Thanks guys. I hadn't considered the symmetry of the problem. Does this look alright:

$$E[X_1 + X_2]\\ = \int_{-\infty}^{\infty}\int_{-\infty}^{\infty} (x_1 + x_2) f_{X_1,X_2}(x_1, x_2) dx_1 dx_2 \\ = \int_{-\infty}^{\infty}\int_{-\infty}^{x_2} (x_1 + x_2)f_{X_1,X_2}(x_1, x_2) dx_1 dx_2 + \int_{-\infty}^{\infty}\int_{x_2}^{\infty} (x_1 + x_2) f_{X_1,X_2}(x_1, x_2) dx_1 dx_2 \\ = P(X_1 < X_2) \int_{-\infty}^{\infty}\int_{-\infty}^{x_2} (x_1 + x_2) \frac{f_{X_1,X_2}(x_1, x_2)}{P(X_1 < X_2)} dx_1 dx_2 + P(X_2 < X_1)\int_{-\infty}^{\infty}\int_{x_2}^{\infty} (x_1 + x_2) \frac{f_{X_1,X_2}(x_1, x_2)}{P(X_2 < X_1)} dx_1 dx_2 \\ = P(X_1 < X_2) E[X_1 + X_2 | X_1 < X_2] + P(X2 < X1) E[X_1 + X_2 | X_2 < X_1] \\ = \frac{1}{2} \left(E[X_1 + X_2 | X_1 < X_2] + E[X_1 + X_2| X_2 < X_1] \right) \\ = E[X_1 + X_2 | X_1 < X_2]$$

So now I can solve for $$E[X_1 + X_2] = 2E[X_1]$$ instead to get my answer, which looks easier.

Last edited:
I think you can skip the integration steps because ##P(X_1 < X_2) = P(X_1 > X_2) = \frac{1}{2}## follows from symmetry and the formula where it appears is simply the weighted average, but it looks possible and the result is right.

o_O said:
Thanks guys. I hadn't considered the symmetry of the problem.
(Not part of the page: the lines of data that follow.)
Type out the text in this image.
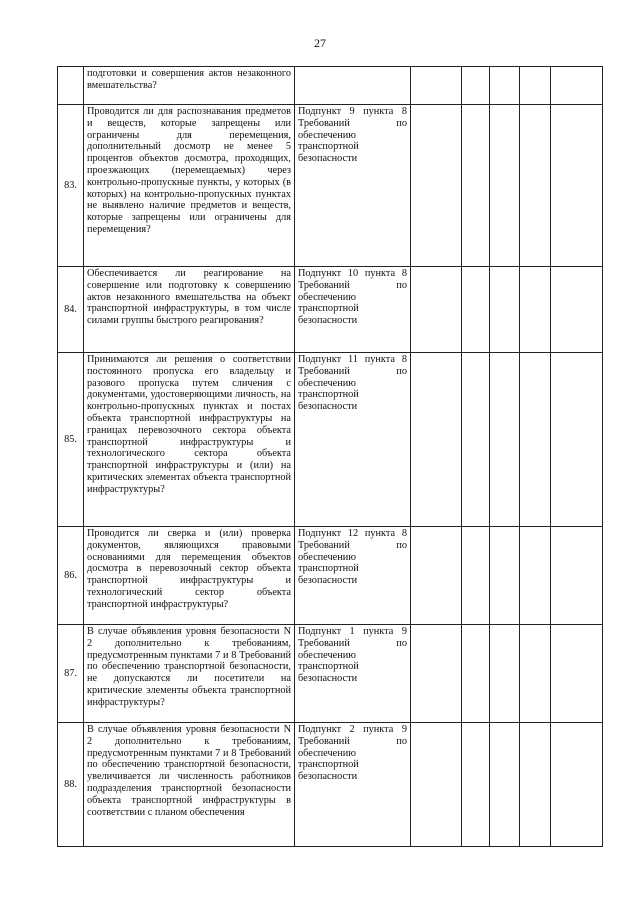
27
	подготовки и совершения актов незаконного вмешательства?						
83.	Проводится ли для распознавания предметов и веществ, которые запрещены или ограничены для перемещения, дополнительный досмотр не менее 5 процентов объектов досмотра, проходящих, проезжающих (перемещаемых) через контрольно-пропускные пункты, у которых (в которых) на контрольно-пропускных пунктах не выявлено наличие предметов и веществ, которые запрещены или ограничены для перемещения?	Подпункт 9 пункта 8 Требований по обеспечению транспортной безопасности					
84.	Обеспечивается ли реагирование на совершение или подготовку к совершению актов незаконного вмешательства на объект транспортной инфраструктуры, в том числе силами группы быстрого реагирования?	Подпункт 10 пункта 8 Требований по обеспечению транспортной безопасности					
85.	Принимаются ли решения о соответствии постоянного пропуска его владельцу и разового пропуска путем сличения с документами, удостоверяющими личность, на контрольно-пропускных пунктах и постах объекта транспортной инфраструктуры на границах перевозочного сектора объекта транспортной инфраструктуры и технологического сектора объекта транспортной инфраструктуры и (или) на критических элементах объекта транспортной инфраструктуры?	Подпункт 11 пункта 8 Требований по обеспечению транспортной безопасности					
86.	Проводится ли сверка и (или) проверка документов, являющихся правовыми основаниями для перемещения объектов досмотра в перевозочный сектор объекта транспортной инфраструктуры и технологический сектор объекта транспортной инфраструктуры?	Подпункт 12 пункта 8 Требований по обеспечению транспортной безопасности					
87.	В случае объявления уровня безопасности N 2 дополнительно к требованиям, предусмотренным пунктами 7 и 8 Требований по обеспечению транспортной безопасности, не допускаются ли посетители на критические элементы объекта транспортной инфраструктуры?	Подпункт 1 пункта 9 Требований по обеспечению транспортной безопасности					
88.	В случае объявления уровня безопасности N 2 дополнительно к требованиям, предусмотренным пунктами 7 и 8 Требований по обеспечению транспортной безопасности, увеличивается ли численность работников подразделения транспортной безопасности объекта транспортной инфраструктуры в соответствии с планом обеспечения	Подпункт 2 пункта 9 Требований по обеспечению транспортной безопасности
Does this look alright:

$$E[X_1 + X_2]\\ = \int_{-\infty}^{\infty}\int_{-\infty}^{\infty} (x_1 + x_2) f_{X_1,X_2}(x_1, x_2) dx_1 dx_2 \\ = \int_{-\infty}^{\infty}\int_{-\infty}^{x_2} (x_1 + x_2)f_{X_1,X_2}(x_1, x_2) dx_1 dx_2 + \int_{-\infty}^{\infty}\int_{x_2}^{\infty} (x_1 + x_2) f_{X_1,X_2}(x_1, x_2) dx_1 dx_2 \\ = P(X_1 < X_2) \int_{-\infty}^{\infty}\int_{-\infty}^{x_2} (x_1 + x_2) \frac{f_{X_1,X_2}(x_1, x_2)}{P(X_1 < X_2)} dx_1 dx_2 + P(X_2 < X_1)\int_{-\infty}^{\infty}\int_{x_2}^{\infty} (x_1 + x_2) \frac{f_{X_1,X_2}(x_1, x_2)}{P(X_2 < X_1)} dx_1 dx_2 \\ = P(X_1 < X_2) E[X_1 + X_2 | X_1 < X_2] + P(X2 < X1) E[X_1 + X_2 | X_2 < X_1] \\ = \frac{1}{2} \left(E[X_1 + X_2 | X_1 < X_2] + E[X_1 + X_2| X_2 < X_1] \right) \\ = E[X_1 + X_2 | X_1 < X_2]$$

So now I can solve for $$E[X_1 + X_2] = 2E[X_1]$$ instead to get my answer, which looks easier.

Even easier: you can use the surprising result that for iid continuous ##X_1, X_2## and for all ##t \in \mathbb{R}## we have
$$P(X_1+X_2 \leq t \,|\, X_1 < X_2)\\ = P(X_1+X_2 \leq t \,|\, X_1 > X_2) \\ = P(X_1 + X_2 \leq t)$$
In other words, the random variables ##X_1 + X_2##, ##[X_1 + X_2 | X_1 < X_2]## and ##[X_1+X_2|X_1 > X_2]## all have the same distribution, hence the same expectation!

Ray Vickson said:
Even easier: you can use the surprising result that for iid continuous ##X_1, X_2## and for all ##t \in \mathbb{R}## we have
$$P(X_1+X_2 \leq t \,|\, X_1 < X_2)\\ = P(X_1+X_2 \leq t \,|\, X_1 > X_2) \\ = P(X_1 + X_2 \leq t)$$
In other words, the random variables ##X_1 + X_2##, ##[X_1 + X_2 | X_1 < X_2]## and ##[X_1+X_2|X_1 > X_2]## all have the same distribution, hence the same expectation!
That's really neat, thanks for sharing.